Cover with title misspelled "Translyvania"

Transylvania is a microgame published by Mayfair Games in 1981 that simulates a battle between Transylvanian villagers and the evil forces that surround them.

==Gameplay==
Transylvania is a two-player board wargame in which one player controls the villagers, which include peasants, knights, priests and men-at-arms; and the other player controls the vampires and their minions (wolves, skeletons, rats, and bats).

The map is divided into the village, the castle, the surrounding forest, and six areas designated A to F.

Each turn is divided into four phases:
- Build and Score: Each player builds more units if they have the points. New villagers start in the village, new Evil units start in either the castle or the forest. The Good player scores 8 victory points for occupying the village, the Evil player scores 6 points for occupying the castle. Either player can score a point for occupying a lettered area.
- Morning: Villagers can move one space each, or two if they move along the road. Wolves and rats also move one space each. Vampires, skeletons and bats cannot move.
- Afternoon: Villagers, wolves and rats can move again. Vampires, skeletons and bats cannot move.
- Night: Skeletons and bats can move two spaces. Vampires can move unlimited spaces along dotted lines, and must return to the castle at the end of the night phase. Villagers, wolves and rats cannot move.

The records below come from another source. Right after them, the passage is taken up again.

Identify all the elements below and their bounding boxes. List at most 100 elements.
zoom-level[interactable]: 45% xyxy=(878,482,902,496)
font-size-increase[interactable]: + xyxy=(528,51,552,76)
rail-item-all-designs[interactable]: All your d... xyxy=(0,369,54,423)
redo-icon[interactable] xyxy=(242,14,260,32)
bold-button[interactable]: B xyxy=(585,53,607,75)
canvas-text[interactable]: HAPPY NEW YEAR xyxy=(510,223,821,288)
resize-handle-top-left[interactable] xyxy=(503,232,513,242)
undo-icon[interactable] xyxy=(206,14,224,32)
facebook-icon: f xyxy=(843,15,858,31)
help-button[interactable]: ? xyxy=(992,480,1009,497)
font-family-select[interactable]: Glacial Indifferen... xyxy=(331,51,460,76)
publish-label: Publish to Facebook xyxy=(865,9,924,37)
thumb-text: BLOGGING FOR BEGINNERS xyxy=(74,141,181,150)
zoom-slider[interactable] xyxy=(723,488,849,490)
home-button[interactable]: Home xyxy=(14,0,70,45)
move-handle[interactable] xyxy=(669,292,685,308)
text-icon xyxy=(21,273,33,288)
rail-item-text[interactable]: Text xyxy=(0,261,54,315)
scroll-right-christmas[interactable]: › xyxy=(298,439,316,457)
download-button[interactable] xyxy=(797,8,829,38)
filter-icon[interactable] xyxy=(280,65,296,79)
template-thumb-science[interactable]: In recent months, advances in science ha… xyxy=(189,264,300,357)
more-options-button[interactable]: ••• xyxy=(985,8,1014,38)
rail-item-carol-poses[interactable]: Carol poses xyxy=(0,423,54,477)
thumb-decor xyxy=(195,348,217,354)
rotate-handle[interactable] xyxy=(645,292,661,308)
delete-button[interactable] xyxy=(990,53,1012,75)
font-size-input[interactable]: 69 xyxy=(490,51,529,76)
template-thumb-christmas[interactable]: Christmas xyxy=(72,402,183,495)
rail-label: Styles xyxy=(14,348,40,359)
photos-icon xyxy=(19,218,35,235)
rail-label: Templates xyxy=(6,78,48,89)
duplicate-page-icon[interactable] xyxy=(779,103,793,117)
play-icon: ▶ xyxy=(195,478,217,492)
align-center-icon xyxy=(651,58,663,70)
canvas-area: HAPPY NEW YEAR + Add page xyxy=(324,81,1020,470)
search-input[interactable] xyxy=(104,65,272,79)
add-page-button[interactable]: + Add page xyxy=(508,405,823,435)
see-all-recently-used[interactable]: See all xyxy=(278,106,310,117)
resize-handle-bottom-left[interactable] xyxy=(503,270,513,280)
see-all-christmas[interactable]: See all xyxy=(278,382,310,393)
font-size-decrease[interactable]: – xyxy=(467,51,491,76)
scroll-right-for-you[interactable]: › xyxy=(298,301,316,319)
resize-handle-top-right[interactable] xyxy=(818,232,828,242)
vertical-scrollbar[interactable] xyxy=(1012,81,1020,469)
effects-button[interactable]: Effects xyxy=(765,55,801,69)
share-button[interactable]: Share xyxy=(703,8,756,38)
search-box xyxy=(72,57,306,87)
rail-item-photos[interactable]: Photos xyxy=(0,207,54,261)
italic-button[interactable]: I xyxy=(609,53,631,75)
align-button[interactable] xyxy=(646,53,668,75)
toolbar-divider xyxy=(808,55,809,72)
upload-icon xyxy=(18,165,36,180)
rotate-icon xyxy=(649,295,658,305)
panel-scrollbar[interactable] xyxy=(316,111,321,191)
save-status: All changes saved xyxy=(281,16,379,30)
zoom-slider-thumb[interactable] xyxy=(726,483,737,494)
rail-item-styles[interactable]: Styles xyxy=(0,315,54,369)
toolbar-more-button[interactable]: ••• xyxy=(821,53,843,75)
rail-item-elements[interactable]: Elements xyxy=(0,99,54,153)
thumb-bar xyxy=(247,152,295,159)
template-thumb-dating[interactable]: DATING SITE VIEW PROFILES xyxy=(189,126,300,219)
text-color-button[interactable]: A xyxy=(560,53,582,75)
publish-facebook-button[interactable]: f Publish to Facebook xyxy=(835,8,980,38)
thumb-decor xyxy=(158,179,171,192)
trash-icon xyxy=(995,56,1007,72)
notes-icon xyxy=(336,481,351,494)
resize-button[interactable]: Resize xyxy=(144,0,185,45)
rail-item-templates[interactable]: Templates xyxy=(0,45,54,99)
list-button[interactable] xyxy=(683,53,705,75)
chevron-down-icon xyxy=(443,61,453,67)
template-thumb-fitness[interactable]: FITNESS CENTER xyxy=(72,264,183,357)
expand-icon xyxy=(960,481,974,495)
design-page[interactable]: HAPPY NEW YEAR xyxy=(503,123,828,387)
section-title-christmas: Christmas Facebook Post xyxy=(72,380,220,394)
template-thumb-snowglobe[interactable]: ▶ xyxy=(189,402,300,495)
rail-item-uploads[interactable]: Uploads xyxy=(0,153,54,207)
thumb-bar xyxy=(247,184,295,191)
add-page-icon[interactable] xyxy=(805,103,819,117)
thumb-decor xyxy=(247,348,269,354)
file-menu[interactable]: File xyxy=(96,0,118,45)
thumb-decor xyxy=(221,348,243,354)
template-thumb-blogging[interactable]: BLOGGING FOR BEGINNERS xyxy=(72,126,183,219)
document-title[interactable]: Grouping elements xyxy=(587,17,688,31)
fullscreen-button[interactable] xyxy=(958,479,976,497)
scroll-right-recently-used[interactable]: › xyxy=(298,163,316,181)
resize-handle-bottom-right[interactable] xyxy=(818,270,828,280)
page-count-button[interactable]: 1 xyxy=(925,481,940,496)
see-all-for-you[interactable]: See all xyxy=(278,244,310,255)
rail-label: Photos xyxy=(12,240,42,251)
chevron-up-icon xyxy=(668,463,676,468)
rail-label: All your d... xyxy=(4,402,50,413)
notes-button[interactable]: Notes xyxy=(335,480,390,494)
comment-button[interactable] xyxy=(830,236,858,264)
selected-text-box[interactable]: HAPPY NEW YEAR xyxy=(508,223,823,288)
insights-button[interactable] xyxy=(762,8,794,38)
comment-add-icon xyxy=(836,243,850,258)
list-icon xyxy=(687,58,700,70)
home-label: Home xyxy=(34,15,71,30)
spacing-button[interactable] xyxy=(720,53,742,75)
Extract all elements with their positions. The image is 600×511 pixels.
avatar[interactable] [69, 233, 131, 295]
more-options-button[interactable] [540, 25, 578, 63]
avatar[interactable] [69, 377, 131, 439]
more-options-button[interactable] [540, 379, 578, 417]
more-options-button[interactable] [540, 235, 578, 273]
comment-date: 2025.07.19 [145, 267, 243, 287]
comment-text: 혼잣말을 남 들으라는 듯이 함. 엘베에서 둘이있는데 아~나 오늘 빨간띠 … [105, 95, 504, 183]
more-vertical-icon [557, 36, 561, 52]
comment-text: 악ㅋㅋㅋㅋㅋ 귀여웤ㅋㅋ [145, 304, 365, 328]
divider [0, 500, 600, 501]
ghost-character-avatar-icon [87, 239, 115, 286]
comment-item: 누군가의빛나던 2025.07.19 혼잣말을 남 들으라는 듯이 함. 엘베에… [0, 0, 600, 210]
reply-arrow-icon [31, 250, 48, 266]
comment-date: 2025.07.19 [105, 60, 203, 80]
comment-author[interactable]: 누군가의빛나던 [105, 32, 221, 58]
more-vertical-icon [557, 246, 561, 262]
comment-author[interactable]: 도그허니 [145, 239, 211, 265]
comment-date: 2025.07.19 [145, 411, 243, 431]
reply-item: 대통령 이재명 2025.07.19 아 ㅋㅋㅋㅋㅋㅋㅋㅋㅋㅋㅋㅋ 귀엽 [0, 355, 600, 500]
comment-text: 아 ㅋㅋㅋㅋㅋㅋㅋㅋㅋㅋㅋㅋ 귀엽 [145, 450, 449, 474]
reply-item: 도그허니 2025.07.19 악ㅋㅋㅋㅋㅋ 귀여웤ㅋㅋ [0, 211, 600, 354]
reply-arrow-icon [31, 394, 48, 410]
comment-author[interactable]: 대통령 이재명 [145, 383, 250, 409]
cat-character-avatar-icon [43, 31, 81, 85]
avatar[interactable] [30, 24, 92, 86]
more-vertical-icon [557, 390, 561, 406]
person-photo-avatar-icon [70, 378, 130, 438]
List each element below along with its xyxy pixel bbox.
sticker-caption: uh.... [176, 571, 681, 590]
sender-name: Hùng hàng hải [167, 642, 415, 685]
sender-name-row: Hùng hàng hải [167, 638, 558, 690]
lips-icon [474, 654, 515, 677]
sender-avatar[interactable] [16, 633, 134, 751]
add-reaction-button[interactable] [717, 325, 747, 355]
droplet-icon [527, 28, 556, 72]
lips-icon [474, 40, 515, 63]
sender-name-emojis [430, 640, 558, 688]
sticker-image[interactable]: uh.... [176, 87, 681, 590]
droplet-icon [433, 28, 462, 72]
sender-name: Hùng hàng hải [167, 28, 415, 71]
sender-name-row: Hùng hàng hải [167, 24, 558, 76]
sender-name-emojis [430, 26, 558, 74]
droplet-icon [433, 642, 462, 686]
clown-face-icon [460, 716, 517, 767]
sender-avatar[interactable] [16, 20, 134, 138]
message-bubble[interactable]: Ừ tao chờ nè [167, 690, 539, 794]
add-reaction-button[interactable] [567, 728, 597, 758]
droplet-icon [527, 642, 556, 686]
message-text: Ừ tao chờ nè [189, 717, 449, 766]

When combat occurs, the attacker rolls two or three dice, depending on the unit, and must roll a number greater than the defense rating of the unit they are attacking.

===Victory conditions===
The game ends immediately if the Evil player has units in the village at the end of a night phase, or the forces of Good have a unit inside the castle at the end of a morning or afternoon phase. The player who has accumulated the most points at this juncture is the winner.

==Publication history==
In 1977, Metagaming Concepts published Ogre and pioneered the microgame, a small and easy-to-learn wargame, often with a fantasy or science fiction theme, packaged in a ziplock bag or thin plastic case. Several game companies responded with their own lines of microgrames, chief among them the "Fantasy Capsule" and "Space Capsule" microgames of Simulations Publications Inc. and the "Pocket Games" of Task Force Games. Mayfair also marketed a number of microgames, the fifth one being Transylvania in 1981. It was a very cheaply made game, with cardstock cut-apart counters and a single page of rules, and was notable for the misspelled title "Translyvania" on the cover.

==Reception==
In The Space Gamer No. 46, William A. Barton commented on the unprofessional components, saying, "Transylvania was obviously an early effort on Mayfair's part; the other titles in the line are much superior. Still, Transylvania might suffice if you want a very simple game about vampires."

In Issue 27 of Simulacrum, Brian Train also noted the cheap components, saying, "It had a price of $3.00 when other games in the [same] series sold for $5.00, and the components and nature of the design show it." Train concluded that this was a game to avoid, calling it "a weak and dull design with nothing innovative in it."